While I don’t know what the motorcycle equivalent is, I’m sure there must be one as the sickness also affects us. Virtually every rider I have ever met will profess great love and respect for their current ride, but that passion is always tempered by a desire for something bigger, newer, older, chromier, louder, quieter, red, black, or faster. In fact if we had our way and limitless funds we’d be changing bikes as often as we change our socks, or better yet we’d simply do a “Leno” and collect one or more of everything our little hearts’ desired – a custom one, a jet-propelled one, a V-8 powered one, a three-wheeled yellow one.....
But there, protecting us from our own baser instincts, are the spousal unit, the banker (often one and the same), the kids and the mortgage, so we dream away hoping for that lottery win or pay raise that would enable us to indulge our little fantasies.

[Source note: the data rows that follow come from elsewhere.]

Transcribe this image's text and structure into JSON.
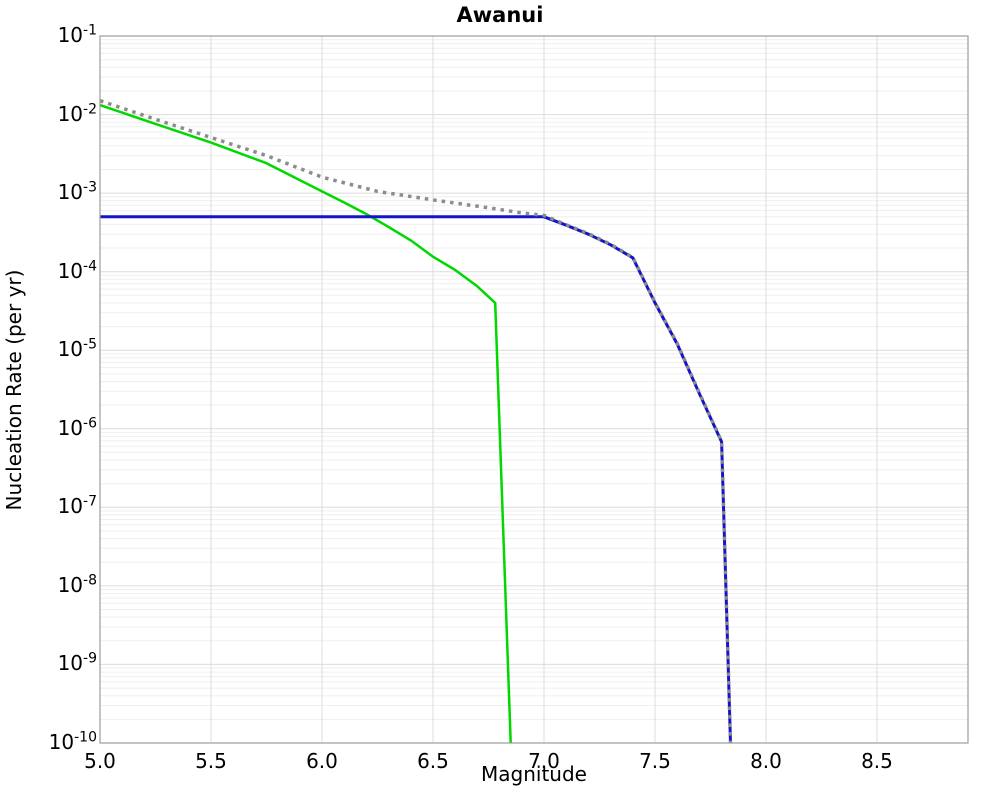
{
  "chart_data": {
    "type": "line",
    "title": "Awanui",
    "xlabel": "Magnitude",
    "ylabel": "Nucleation Rate (per yr)",
    "xlim": [
      5.0,
      8.91
    ],
    "y_exponent_max": -1,
    "y_exponent_min": -10,
    "x_ticks": [
      5.0,
      5.5,
      6.0,
      6.5,
      7.0,
      7.5,
      8.0,
      8.5
    ],
    "y_tick_exponents": [
      -1,
      -2,
      -3,
      -4,
      -5,
      -6,
      -7,
      -8,
      -9,
      -10
    ],
    "grid": true,
    "legend": "none",
    "colors": {
      "major_grid": "#dcdcdc",
      "minor_grid": "#efefef",
      "frame": "#9c9c9c",
      "background": "#ffffff"
    },
    "series": [
      {
        "name": "green-solid",
        "color": "#00d800",
        "style": "solid",
        "width": 2.5,
        "points": [
          [
            5.0,
            0.0132
          ],
          [
            5.25,
            0.0076
          ],
          [
            5.5,
            0.0044
          ],
          [
            5.75,
            0.0024
          ],
          [
            6.0,
            0.00105
          ],
          [
            6.1,
            0.00076
          ],
          [
            6.2,
            0.00054
          ],
          [
            6.3,
            0.00037
          ],
          [
            6.4,
            0.00025
          ],
          [
            6.5,
            0.000155
          ],
          [
            6.6,
            0.000105
          ],
          [
            6.7,
            6.5e-05
          ],
          [
            6.78,
            4e-05
          ],
          [
            6.85,
            1e-10
          ]
        ]
      },
      {
        "name": "blue-solid",
        "color": "#1414cd",
        "style": "solid",
        "width": 3,
        "points": [
          [
            5.0,
            0.0005
          ],
          [
            7.0,
            0.0005
          ],
          [
            7.1,
            0.00039
          ],
          [
            7.2,
            0.0003
          ],
          [
            7.3,
            0.00022
          ],
          [
            7.4,
            0.00015
          ],
          [
            7.5,
            4e-05
          ],
          [
            7.6,
            1.2e-05
          ],
          [
            7.7,
            2.8e-06
          ],
          [
            7.8,
            6.8e-07
          ],
          [
            7.84,
            1e-10
          ]
        ]
      },
      {
        "name": "gray-dotted",
        "color": "#8c8c8c",
        "style": "dotted",
        "width": 3.5,
        "points": [
          [
            5.0,
            0.015
          ],
          [
            5.25,
            0.0087
          ],
          [
            5.5,
            0.0051
          ],
          [
            5.75,
            0.003
          ],
          [
            6.0,
            0.0016
          ],
          [
            6.25,
            0.00105
          ],
          [
            6.5,
            0.00082
          ],
          [
            6.75,
            0.00065
          ],
          [
            6.9,
            0.00056
          ],
          [
            7.0,
            0.00052
          ],
          [
            7.1,
            0.000395
          ],
          [
            7.2,
            0.000305
          ],
          [
            7.3,
            0.000223
          ],
          [
            7.4,
            0.000152
          ],
          [
            7.5,
            4.05e-05
          ],
          [
            7.6,
            1.22e-05
          ],
          [
            7.7,
            2.85e-06
          ],
          [
            7.8,
            6.9e-07
          ],
          [
            7.84,
            1e-10
          ]
        ]
      }
    ]
  }
}
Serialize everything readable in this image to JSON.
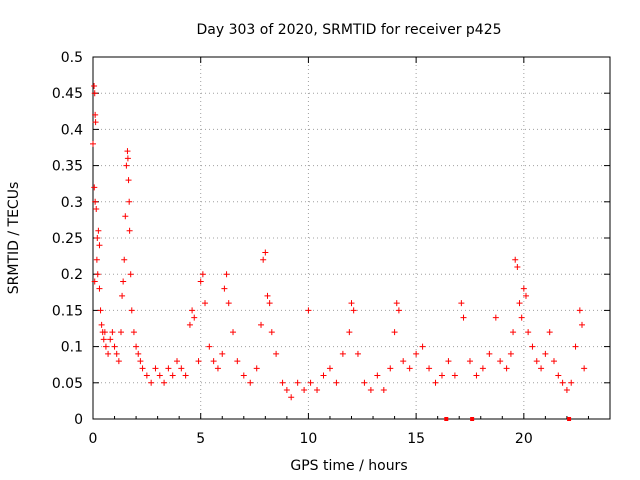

And what makes it all bearable is the sure knowledge that every other rider of our acquaintance is in the same boat – or at least we thought they were.
Which brings me to the point of this story. The brother, a proud (and I thought happy) owner of a 2000 Road King, just announced he’s traded up to a brand new ’08 model.
This is a very strange occurrence because I haven’t heard of any relatives dying recently, and even if they did, none of them have any money to leave behind. Or perhaps the lottery finally paid out, although I haven’t seen his picture in the paper recently holding a big check. I also know for a fact that his wife has not been on an extended vacation in Basutoland so this must have been done with some prior knowledge and acceptance but, like all good Presbyterians, her arms are just slightly shorter than the depths of her pockets so this was not likely a birthday present (besides his birthday is in April).
Perhaps it was the old mid-life crisis line – “Well dear, the way I see it I can either get a new bike or a mistress. What do you think?” Naw, probably not. Didn't work for me either.
Regardless, however he managed such a stunning coup I can only look on in envy and say, “Well done. When can I take it for a ride?”